Cumbernauld News & Kilsyth Chronicle
- Owner: National World
- Circulation: 400 (as of 2023)
- Website: glasgowworld.com

= Cumbernauld News & Kilsyth Chronicle =

Scottish newspaper

The Cumbernauld News & Kilsyth Chronicle is a local paper serving the areas of Cumbernauld and Kilsyth and all the other villages in between the two towns.

==History==
Originally two separate newspapers, the two joined and became sister papers along with the Falkirk Herald. The Chronicle was a local paper for the town of Kilsyth and surrounding areas, until the Cumbernauld New Town was created and with a small local paper, The Cumbernauld News created in June 1961 by the Falkirk Herald less than a week before a paper, the Cumbernauld Courier, was started by the Airdrie & Coatbridge Advertiser. The locals mostly bought the News and the Courier eventually closed. Then in an attempt to boost sales of the Chronicle and News they joined as one paper for both towns.

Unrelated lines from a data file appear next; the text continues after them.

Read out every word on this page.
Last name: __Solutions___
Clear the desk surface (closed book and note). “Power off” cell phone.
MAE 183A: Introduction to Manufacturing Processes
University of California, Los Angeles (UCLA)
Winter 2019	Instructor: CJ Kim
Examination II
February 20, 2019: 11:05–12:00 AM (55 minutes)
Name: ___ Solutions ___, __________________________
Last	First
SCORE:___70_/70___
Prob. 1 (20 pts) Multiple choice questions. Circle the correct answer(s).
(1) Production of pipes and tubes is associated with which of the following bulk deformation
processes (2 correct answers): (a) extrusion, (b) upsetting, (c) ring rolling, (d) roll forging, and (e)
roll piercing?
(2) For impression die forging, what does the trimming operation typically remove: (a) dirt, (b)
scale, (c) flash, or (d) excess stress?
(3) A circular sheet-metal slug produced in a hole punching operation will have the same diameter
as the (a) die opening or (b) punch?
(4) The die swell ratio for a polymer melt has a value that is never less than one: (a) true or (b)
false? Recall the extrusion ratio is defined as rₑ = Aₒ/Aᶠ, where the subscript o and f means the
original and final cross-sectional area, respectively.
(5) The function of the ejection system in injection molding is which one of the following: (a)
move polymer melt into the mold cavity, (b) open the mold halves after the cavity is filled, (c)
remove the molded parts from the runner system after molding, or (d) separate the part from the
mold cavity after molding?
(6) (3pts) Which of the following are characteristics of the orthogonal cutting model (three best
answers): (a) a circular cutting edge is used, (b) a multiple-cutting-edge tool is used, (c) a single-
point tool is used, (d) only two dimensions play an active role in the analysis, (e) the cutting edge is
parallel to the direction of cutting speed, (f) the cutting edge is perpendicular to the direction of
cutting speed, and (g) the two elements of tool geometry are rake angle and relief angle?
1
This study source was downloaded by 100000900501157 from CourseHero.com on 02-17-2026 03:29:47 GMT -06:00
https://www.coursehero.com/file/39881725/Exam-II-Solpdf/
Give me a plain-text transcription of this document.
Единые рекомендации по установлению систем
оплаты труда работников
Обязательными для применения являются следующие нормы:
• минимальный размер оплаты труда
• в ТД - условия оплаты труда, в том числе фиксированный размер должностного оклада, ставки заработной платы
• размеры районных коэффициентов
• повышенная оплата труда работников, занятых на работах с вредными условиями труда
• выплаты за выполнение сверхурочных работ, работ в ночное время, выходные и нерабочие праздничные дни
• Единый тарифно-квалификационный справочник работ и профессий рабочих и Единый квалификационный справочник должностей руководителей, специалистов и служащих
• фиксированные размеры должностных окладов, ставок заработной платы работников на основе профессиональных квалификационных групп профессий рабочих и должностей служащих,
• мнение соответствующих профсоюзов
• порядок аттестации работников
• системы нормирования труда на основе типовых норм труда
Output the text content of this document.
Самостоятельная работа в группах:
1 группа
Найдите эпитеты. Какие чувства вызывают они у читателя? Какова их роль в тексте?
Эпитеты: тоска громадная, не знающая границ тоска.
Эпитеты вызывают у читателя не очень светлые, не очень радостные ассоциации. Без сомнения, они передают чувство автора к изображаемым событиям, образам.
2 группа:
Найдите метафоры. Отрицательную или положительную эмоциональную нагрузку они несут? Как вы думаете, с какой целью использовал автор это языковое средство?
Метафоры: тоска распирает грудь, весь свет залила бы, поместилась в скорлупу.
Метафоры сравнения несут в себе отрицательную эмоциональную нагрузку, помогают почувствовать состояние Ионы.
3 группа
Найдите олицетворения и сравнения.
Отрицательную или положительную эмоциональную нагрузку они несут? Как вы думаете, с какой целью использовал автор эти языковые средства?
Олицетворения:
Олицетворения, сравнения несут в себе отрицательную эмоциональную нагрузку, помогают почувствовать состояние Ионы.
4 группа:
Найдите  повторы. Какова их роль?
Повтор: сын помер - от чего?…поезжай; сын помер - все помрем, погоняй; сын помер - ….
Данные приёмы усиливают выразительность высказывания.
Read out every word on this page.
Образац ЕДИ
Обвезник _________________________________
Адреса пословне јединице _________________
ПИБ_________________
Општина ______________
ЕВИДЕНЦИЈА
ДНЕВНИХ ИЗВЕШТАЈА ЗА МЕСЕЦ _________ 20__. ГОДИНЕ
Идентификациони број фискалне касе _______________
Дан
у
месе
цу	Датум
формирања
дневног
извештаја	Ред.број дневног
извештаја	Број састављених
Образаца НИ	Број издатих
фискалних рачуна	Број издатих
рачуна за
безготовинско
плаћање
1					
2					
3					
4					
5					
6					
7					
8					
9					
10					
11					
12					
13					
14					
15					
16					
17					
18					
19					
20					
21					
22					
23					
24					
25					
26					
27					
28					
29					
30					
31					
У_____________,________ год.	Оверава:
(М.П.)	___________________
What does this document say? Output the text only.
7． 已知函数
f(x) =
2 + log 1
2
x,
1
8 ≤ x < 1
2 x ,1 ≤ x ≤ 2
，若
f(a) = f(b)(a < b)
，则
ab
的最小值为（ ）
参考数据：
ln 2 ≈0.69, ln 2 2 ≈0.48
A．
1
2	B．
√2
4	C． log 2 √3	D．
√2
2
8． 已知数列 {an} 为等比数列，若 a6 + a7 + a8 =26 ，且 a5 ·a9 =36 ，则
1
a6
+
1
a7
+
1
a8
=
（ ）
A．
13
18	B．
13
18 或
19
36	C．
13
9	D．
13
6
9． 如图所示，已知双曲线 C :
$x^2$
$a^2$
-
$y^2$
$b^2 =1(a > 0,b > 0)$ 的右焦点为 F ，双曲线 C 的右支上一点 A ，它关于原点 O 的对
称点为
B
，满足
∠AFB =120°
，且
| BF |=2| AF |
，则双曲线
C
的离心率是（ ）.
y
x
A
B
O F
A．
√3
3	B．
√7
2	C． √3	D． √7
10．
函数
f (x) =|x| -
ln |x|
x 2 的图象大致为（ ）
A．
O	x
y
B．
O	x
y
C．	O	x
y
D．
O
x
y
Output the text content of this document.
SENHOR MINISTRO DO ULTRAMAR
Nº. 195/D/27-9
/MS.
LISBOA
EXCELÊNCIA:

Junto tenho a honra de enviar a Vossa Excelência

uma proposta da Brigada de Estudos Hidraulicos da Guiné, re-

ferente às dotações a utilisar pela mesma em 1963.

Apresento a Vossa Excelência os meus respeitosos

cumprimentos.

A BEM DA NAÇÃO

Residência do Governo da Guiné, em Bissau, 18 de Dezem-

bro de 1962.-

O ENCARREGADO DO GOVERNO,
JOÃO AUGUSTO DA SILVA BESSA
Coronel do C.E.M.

Cumbernauld HIT, a CDC sponsored comedy film from 1977, features the Cumbernauld News largely in its plot. With hints of The Avengers and Taggart, it about an evil woman's plan to hijack the New Town of Cumbernauld with a bio-weapon and the attempts of Noddy News journalists to stop her. There are many shots of the old Town Centre and the Cumbernauld News offices from the inside throughout the promotional film.